Amex may be a bit more insulated from an economic slowdown compared to other banks and payment processors due to its focus on high-income households and lesser focus on interest income. As such, it’s less susceptible to loan defaults. Amex trades for a significant premium relative to its most comparable competitor, Capital One Financial, but it arguably deserves a premium due to the strength of its customer base, its scale, and its ability to boost revenue through fee increases and more interest-bearing services.

3. Coca-Cola (10%)

Coca-Cola (KO -0.19%) is another stock Buffett bought more than 30 years ago and has no plans to sell anytime soon. His original $1.3 billion investment in the company (yes, the same amount he invested in Amex) is now worth about $29 billion. Not to mention, Coke’s paid out more and more each year in dividends. Berkshire shareholders will collect roughly $816 million in dividends from Coca-Cola this year.

The appeal of the company is two-fold.

First of all, it has one of the strongest global brands in history. The red Coca-Cola logo is known the world over transliterated into practically every language known to man. Its brand strength extends well beyond its flagship product, though, to include top-selling carbonated drinks, water, juice, and sports drinks. That gives it considerable pricing power, which it has used to help offset inflation in recent years.

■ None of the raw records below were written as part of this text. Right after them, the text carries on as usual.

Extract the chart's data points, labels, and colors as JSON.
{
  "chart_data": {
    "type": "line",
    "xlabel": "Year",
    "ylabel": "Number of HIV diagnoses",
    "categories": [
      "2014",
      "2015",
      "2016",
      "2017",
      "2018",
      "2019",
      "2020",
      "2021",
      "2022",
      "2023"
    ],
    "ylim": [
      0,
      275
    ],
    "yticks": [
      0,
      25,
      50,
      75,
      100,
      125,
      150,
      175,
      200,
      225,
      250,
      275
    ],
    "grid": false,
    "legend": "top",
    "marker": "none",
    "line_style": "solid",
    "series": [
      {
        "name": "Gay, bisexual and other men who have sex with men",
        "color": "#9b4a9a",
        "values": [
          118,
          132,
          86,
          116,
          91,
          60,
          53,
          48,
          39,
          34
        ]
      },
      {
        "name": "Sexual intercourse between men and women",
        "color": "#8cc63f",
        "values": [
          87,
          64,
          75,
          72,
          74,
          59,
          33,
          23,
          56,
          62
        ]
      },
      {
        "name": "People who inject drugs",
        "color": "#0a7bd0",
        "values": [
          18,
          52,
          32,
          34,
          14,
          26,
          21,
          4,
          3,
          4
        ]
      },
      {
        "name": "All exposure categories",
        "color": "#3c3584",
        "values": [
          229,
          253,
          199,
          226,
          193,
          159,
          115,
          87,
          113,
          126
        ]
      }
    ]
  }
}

The second factor is its huge scale, which has made it cost-effective to create localized supply chains for producing and packaging its products. That’s come to the fore in recent months as global trade policies put pressure on other global companies. Coca-Cola has managed to avoid the impact of tariffs more than its competitors, enabling it to keep its costs down. During its first-quarter earnings call, management warned it’s not immune to global trade dynamics, but it’s better positioned than most businesses.

Both of those advantages helped Coke produce strong first-quarter results while reaffirming its forecast for the full year. Revenue grew 6% and earnings per share grew 1%. Those numbers might not seem impressive, but they look great compared to Coke’s biggest rival PepsiCo, which saw revenue and earnings per share shrink in the first quarter.

Coke’s relative strength hasn’t gone unnoticed. The stock price has climbed 15% year to date as of this writing, and the shares trade at 24 times forward earnings. That’s higher than its historic average, but not outrageously so. With its strong position in the current economic environment, it might be worth paying a premium for Coca-Cola stock. You’ll also collect a nice 2.8% dividend yield at the current price.